The resulting footage is a fever-dream mash-up of Versailles, Disneyland, and the splashier reaches of Trump Tower. The drone hovers over an Italianate clifftop mansion decked out with galleries and porticoes and gold-leaf gates before swooping up a boulevard lined with an arboretum of rare trees toward a heliport, a “gladiatorial” amphitheater, and a small village of staff quarters. These are unusually plush fixtures for a patch of nondescript coastal land designated, according to official papers, to nothing more than “research and educational” purposes. But with an alleged construction cost of some 100 billion rubles (the house has been stripped and rebuilt several times, apparently due to “sloppiness and mold”), perhaps Putin would rather his hungry subjects didn’t know too much about this little weekend bolt-hole. There’s a distinct “Let them eat borscht” stench to the place. The film claims that the house, perhaps the most expensive residence in the world, was acquired via Putin’s ravenous kleptocracy and a spider diagram of dead-eyed oligarchs. “The president of Russia is mentally ill,” the film concludes. “He is obsessed with wealth and luxury.”

There are vineyards, an oyster farm, an underground ice-hockey rink, an Orthodox church, a private casino, and a nightclub (featuring a “dancing pole”).

The viral sting caps off one hell of a year for Alexei Navalny. In August 2020, on a flight from Tomsk to Moscow, the anti-corruption activist was poisoned with a deadly nerve agent and evacuated to Berlin, where he was placed in an induced coma until early September. (The Kremlin denies any involvement with the attack.)

Lesser dissidents would have called it a day. But on Sunday, Navalny flew back to Moscow in order to be near the action when his film was released. “Alexei didn’t want this investigation’s main character, Vladimir Putin, to think that we are afraid of him,” said a spokesman from the activist group FBK. Navalny was detained the moment he landed on Russian soil, apparently in connection to the violation of a suspended sentence from 2014—a move he called a “mockery of justice.” In many ways, though, the arrest plays directly into his hands—it has drawn yet more attention to his cause and to his cinematic investigation, which has already been viewed more than 61 million times.

Alexei Navalny on the plane back to Moscow after recuperating in Berlin from a poison attack.

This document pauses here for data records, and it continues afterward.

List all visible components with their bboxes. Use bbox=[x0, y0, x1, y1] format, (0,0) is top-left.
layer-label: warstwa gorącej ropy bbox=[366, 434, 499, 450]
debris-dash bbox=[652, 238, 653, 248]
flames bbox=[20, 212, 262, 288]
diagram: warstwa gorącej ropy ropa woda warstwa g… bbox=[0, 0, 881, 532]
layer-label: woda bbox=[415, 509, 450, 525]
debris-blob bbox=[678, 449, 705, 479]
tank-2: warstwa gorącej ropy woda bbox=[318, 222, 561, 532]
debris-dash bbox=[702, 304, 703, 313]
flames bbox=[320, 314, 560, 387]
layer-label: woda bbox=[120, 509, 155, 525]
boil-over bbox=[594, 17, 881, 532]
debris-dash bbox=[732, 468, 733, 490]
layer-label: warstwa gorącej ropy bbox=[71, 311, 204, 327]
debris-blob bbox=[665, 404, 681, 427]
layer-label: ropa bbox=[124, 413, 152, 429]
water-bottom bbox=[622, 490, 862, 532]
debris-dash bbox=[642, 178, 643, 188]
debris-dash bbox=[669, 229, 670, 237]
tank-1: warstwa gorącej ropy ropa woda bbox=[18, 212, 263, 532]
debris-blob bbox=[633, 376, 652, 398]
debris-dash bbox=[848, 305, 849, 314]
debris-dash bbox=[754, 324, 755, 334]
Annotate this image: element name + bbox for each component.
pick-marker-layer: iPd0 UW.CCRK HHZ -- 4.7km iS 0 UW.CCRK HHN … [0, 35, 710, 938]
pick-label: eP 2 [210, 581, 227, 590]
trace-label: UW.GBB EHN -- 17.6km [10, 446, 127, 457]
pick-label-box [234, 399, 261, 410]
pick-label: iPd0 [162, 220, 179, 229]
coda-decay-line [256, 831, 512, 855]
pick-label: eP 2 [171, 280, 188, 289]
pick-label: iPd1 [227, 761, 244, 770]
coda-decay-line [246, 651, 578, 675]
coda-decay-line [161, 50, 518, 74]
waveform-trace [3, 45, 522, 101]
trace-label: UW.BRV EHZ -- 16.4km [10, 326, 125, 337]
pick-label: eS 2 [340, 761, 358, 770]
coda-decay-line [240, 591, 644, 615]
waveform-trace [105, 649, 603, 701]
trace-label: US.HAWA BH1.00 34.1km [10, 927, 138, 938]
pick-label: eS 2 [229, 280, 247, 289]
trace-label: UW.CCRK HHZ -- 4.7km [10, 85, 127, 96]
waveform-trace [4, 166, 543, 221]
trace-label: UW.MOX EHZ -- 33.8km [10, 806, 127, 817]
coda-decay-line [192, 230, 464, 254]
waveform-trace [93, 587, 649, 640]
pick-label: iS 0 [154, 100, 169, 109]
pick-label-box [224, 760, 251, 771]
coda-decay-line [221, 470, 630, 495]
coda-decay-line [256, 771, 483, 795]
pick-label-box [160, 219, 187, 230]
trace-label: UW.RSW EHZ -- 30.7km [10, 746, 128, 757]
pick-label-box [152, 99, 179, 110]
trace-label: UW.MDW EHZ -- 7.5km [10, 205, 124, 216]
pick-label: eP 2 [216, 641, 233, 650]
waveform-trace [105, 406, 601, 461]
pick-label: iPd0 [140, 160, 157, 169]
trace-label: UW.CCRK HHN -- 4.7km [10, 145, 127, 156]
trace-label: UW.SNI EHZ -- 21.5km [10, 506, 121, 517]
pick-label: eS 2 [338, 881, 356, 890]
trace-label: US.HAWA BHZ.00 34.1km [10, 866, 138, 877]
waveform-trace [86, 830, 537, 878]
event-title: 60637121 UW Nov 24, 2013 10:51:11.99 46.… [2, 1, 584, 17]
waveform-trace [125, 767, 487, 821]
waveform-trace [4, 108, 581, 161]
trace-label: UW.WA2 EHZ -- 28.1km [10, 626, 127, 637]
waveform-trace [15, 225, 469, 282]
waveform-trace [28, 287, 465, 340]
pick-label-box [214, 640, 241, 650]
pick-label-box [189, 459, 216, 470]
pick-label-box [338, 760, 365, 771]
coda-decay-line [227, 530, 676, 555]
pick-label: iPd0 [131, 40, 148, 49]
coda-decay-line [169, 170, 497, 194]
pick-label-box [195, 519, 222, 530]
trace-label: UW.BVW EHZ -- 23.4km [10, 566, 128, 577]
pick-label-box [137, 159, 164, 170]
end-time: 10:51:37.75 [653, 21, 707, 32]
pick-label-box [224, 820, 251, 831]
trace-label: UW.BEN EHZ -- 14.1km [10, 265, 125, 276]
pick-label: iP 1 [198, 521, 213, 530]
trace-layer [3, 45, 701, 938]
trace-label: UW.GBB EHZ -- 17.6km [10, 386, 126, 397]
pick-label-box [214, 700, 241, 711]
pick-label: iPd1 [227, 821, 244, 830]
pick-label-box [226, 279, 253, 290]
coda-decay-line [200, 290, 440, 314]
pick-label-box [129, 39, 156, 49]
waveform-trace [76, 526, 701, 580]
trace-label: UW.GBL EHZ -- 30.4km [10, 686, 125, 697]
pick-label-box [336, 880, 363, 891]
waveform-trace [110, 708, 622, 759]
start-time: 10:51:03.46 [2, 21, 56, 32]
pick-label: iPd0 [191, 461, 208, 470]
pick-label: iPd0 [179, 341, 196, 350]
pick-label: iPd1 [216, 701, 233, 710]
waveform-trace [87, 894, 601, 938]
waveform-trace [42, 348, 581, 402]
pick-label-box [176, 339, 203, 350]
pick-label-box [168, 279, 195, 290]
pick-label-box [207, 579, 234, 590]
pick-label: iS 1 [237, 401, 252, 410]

The film ends with a punchy call to arms. “If 10 percent of those who are disaffected take to the street, the government will not dare falsify elections.” For the average Russian, there’s a lot to feel disaffected by. Navalny unearths some exquisite details. At one point, he discovers a leather sofa worth some 20 million rubles—far more than the average price of a two-bedroom apartment in Russia. (“There are 47 of them in his palace,” he says deadpan to the camera, like Jimmy Kimmel in a stab vest. “I wonder if he sits on them all, or just on the most expensive ones?”)

At another, he alights on a set of imported Italian toilet brushes, bought at a cost of $850 apiece. “That’s the annual pension of the average Russian pensioner,” Navalny reminds us. “This is not just a palace. It’s a symbol of 20 years of Putin’s rule.”